For Vertical Scaling, it could be needed to change some configuration parameter to allow PostgreSQL to use a new or better hardware resource. Let’s see some of these parameters from the PostgreSQL documentation.
- work_mem: Specifies the amount of memory to be used by internal sort operations and hash tables before writing to temporary disk files. Several running sessions could be doing such operations concurrently, so the total memory used could be many times the value of work_mem.
- maintenance_work_mem: Specifies the maximum amount of memory to be used by maintenance operations, such as VACUUM, CREATE INDEX, and ALTER TABLE ADD FOREIGN KEY. Larger settings might improve performance for vacuuming and for restoring database dumps.
- autovacuum_work_mem: Specifies the maximum amount of memory to be used by each autovacuum worker process.
- autovacuum_max_workers: Specifies the maximum number of autovacuum processes that may be running at any one time.
- max_worker_processes: Sets the maximum number of background processes that the system can support. Specify the limit of the process like vacuuming, checkpoints, and more maintenance jobs.
- max_parallel_workers: Sets the maximum number of workers that the system can support for parallel operations. Parallel workers are taken from the pool of worker processes established by the previous parameter.
- max_parallel_maintenance_workers: Sets the maximum number of parallel workers that can be started by a single utility command. Currently, the only parallel utility command that supports the use of parallel workers is CREATE INDEX, and only when building a B-tree index.
- effective_cache_size: Sets the planner’s assumption about the effective size of the disk cache that is available to a single query. This is factored into estimates of the cost of using an index; a higher value makes it more likely index scans will be used, a lower value makes it more likely sequential scans will be used.
- shared_buffers: Sets the amount of memory the database server uses for shared memory buffers. Settings significantly higher than the minimum are usually needed for good performance.
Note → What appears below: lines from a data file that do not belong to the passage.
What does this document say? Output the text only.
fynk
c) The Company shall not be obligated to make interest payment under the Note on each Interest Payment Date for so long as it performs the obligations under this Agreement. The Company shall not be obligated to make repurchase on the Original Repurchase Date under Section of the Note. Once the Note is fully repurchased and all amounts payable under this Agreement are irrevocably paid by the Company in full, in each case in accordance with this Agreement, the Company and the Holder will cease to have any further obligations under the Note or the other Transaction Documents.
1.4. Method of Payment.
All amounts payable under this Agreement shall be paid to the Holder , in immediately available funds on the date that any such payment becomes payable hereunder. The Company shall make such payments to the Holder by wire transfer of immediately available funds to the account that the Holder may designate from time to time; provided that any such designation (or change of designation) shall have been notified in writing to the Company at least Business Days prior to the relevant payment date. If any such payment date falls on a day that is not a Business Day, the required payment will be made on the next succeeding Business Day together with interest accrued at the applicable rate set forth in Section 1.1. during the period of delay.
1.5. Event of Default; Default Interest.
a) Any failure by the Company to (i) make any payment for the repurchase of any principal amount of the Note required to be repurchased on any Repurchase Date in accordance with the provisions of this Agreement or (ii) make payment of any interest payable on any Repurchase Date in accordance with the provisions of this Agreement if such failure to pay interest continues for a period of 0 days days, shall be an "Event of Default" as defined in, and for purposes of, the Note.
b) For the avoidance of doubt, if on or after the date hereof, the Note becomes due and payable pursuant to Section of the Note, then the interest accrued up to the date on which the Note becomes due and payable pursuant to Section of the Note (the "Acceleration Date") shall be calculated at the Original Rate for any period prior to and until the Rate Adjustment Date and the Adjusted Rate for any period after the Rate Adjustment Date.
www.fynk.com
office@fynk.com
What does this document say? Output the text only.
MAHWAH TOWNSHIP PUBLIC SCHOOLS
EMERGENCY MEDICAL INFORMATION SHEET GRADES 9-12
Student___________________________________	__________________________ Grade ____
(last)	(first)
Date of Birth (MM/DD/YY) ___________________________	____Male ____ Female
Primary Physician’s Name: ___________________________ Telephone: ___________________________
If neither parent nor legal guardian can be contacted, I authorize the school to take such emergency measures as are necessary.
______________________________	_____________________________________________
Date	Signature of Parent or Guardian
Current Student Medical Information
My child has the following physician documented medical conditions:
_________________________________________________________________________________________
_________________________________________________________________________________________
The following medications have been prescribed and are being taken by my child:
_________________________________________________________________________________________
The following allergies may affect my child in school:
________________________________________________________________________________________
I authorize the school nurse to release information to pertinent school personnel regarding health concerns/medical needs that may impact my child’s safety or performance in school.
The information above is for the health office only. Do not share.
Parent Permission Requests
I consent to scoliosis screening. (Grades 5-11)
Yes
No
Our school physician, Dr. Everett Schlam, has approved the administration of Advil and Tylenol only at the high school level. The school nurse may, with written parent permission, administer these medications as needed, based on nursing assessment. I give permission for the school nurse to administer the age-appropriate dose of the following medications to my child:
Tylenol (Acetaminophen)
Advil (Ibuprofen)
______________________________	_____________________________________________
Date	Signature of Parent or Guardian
- temp_buffers: Sets the maximum number of temporary buffers used by each database session. These are session-local buffers used only for access to temporary tables.
- effective_io_concurrency: Sets the number of concurrent disk I/O operations that PostgreSQL expects can be executed simultaneously. Raising this value will increase the number of I/O operations that any individual PostgreSQL session attempts to initiate in parallel. Currently, this setting only affects bitmap heap scans.
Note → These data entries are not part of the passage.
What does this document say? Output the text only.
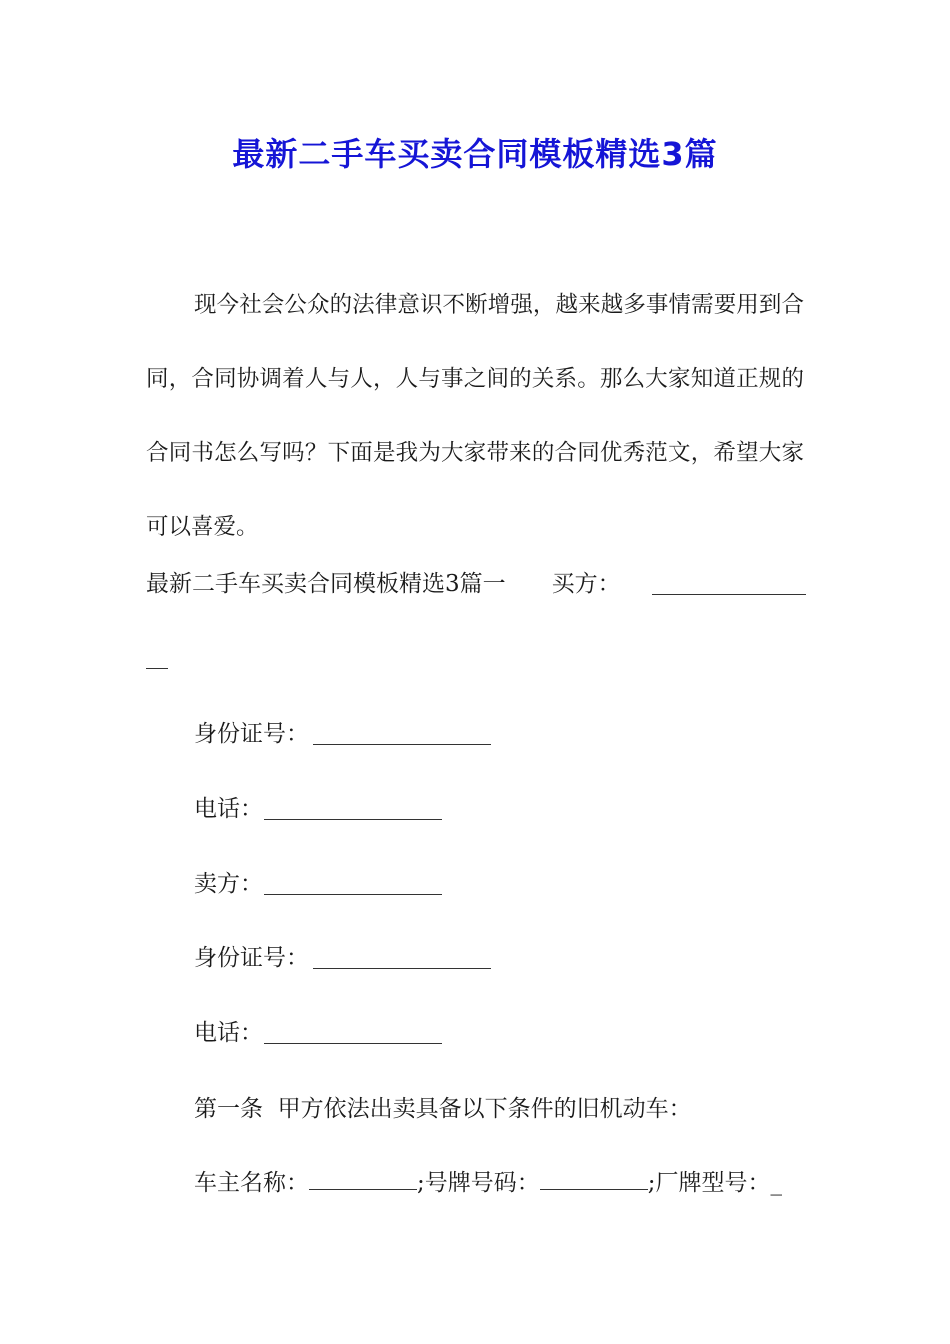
最新二手车买卖合同模板精选3篇
现今社会公众的法律意识不断增强，越来越多事情需要用到合同，合同协调着人与人，人与事之间的关系。那么大家知道正规的合同书怎么写吗？下面是我为大家带来的合同优秀范文，希望大家可以喜爱。
最新二手车买卖合同模板精选3篇一 买方：
身份证号：
电话：
卖方：
身份证号：
电话：
第一条  甲方依法出卖具备以下条件的旧机动车：
车主名称：	;号牌号码：	;厂牌型号：_
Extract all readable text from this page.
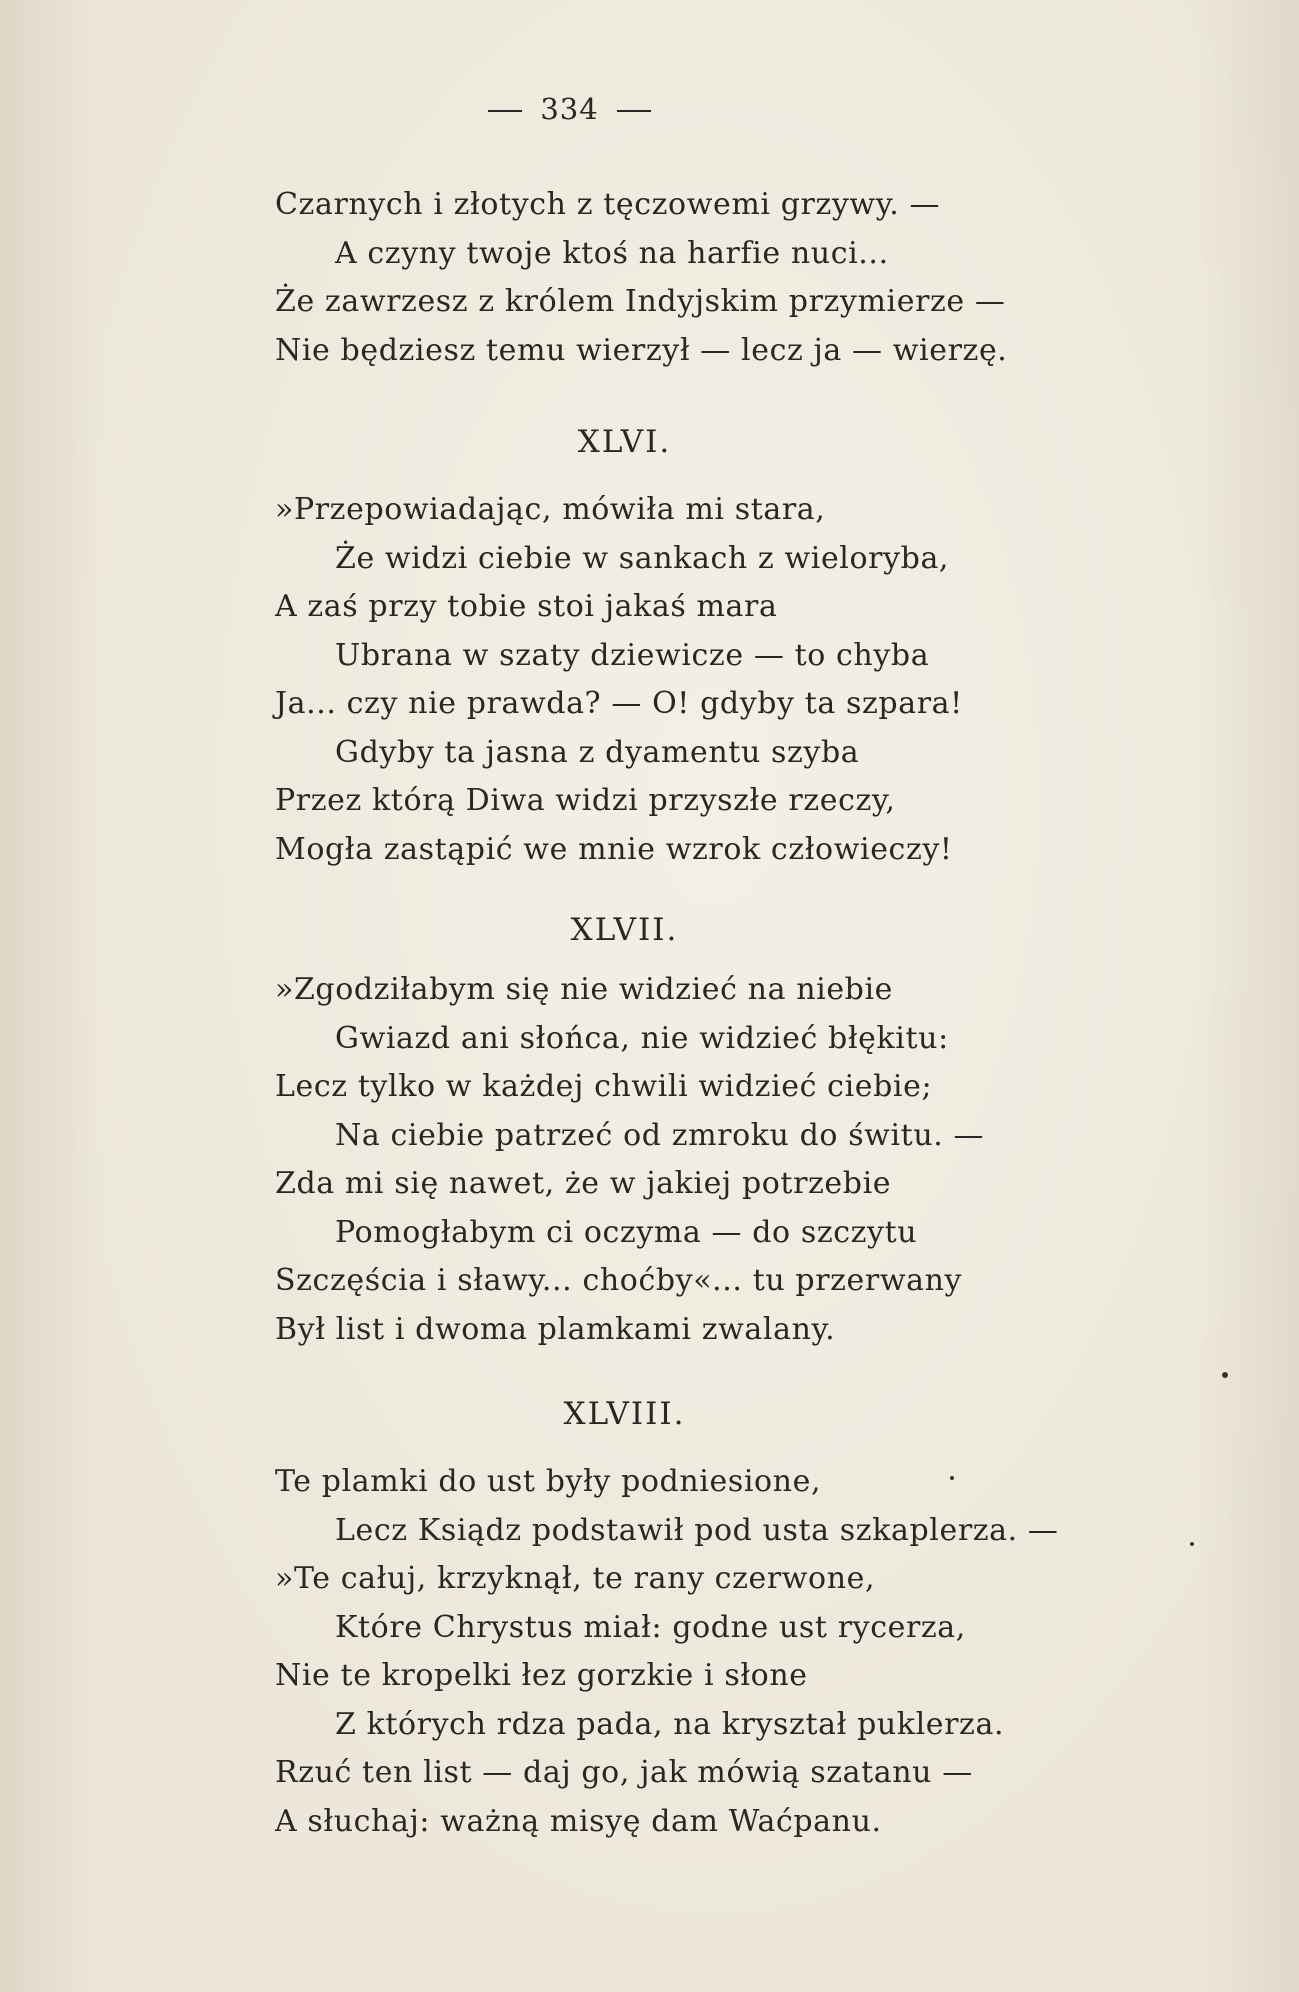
334
Czarnych i złotych z tęczowemi grzywy. —
A czyny twoje ktoś na harfie nuci...
Że zawrzesz z królem Indyjskim przymierze —
Nie będziesz temu wierzył — lecz ja — wierzę.
XLVI.
»Przepowiadając, mówiła mi stara,
Że widzi ciebie w sankach z wieloryba,
A zaś przy tobie stoi jakaś mara
Ubrana w szaty dziewicze — to chyba
Ja... czy nie prawda? — O! gdyby ta szpara!
Gdyby ta jasna z dyamentu szyba
Przez którą Diwa widzi przyszłe rzeczy,
Mogła zastąpić we mnie wzrok człowieczy!
XLVII.
»Zgodziłabym się nie widzieć na niebie
Gwiazd ani słońca, nie widzieć błękitu:
Lecz tylko w każdej chwili widzieć ciebie;
Na ciebie patrzeć od zmroku do świtu. —
Zda mi się nawet, że w jakiej potrzebie
Pomogłabym ci oczyma — do szczytu
Szczęścia i sławy... choćby«... tu przerwany
Był list i dwoma plamkami zwalany.
XLVIII.
Te plamki do ust były podniesione,
Lecz Ksiądz podstawił pod usta szkaplerza. —
»Te całuj, krzyknął, te rany czerwone,
Które Chrystus miał: godne ust rycerza,
Nie te kropelki łez gorzkie i słone
Z których rdza pada, na kryształ puklerza.
Rzuć ten list — daj go, jak mówią szatanu —
A słuchaj: ważną misyę dam Waćpanu.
- max_connections: Determines the maximum number of concurrent connections to the database server. Increasing this parameter allows PostgreSQL running more backend process simultaneously.
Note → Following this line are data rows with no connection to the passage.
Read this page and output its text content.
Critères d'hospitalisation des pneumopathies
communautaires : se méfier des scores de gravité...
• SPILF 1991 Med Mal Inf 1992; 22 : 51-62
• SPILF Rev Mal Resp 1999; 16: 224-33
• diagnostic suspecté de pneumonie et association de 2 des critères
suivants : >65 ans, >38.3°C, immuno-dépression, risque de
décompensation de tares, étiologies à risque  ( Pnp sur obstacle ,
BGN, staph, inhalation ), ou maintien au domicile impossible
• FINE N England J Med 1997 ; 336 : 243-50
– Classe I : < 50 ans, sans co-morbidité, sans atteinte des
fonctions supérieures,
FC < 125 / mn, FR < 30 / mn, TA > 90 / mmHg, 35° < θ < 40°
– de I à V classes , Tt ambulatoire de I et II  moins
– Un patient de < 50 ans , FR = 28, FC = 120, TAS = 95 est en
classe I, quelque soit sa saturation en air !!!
At this point, there is a question that we must ask. How can we know if we need to scale our database and how can we know the best way to do it?
Scaling our PostgreSQL database is a complex process, so we should check some metrics to be able to determine the best strategy to scale it.
We can monitor the CPU, Memory and Disk usage to determine if there is some configuration issue or if actually, we need to scale our database. For example, if we’re seeing a high server load but the database activity is low, it’s probably not needed to scale it, we only need to check the configuration parameters to match it with our hardware resources.
Checking the disk space used by the PostgreSQL node per database can help us to confirm if we need more disk or even a table partitioning. To check the disk space used by a database/table we can use some PostgreSQL function like
From the database side, we should check
- Amount of connection
- Running queries
- Index usage
- Replication Lag
These could be clear metrics to confirm if the scaling of our database is needed.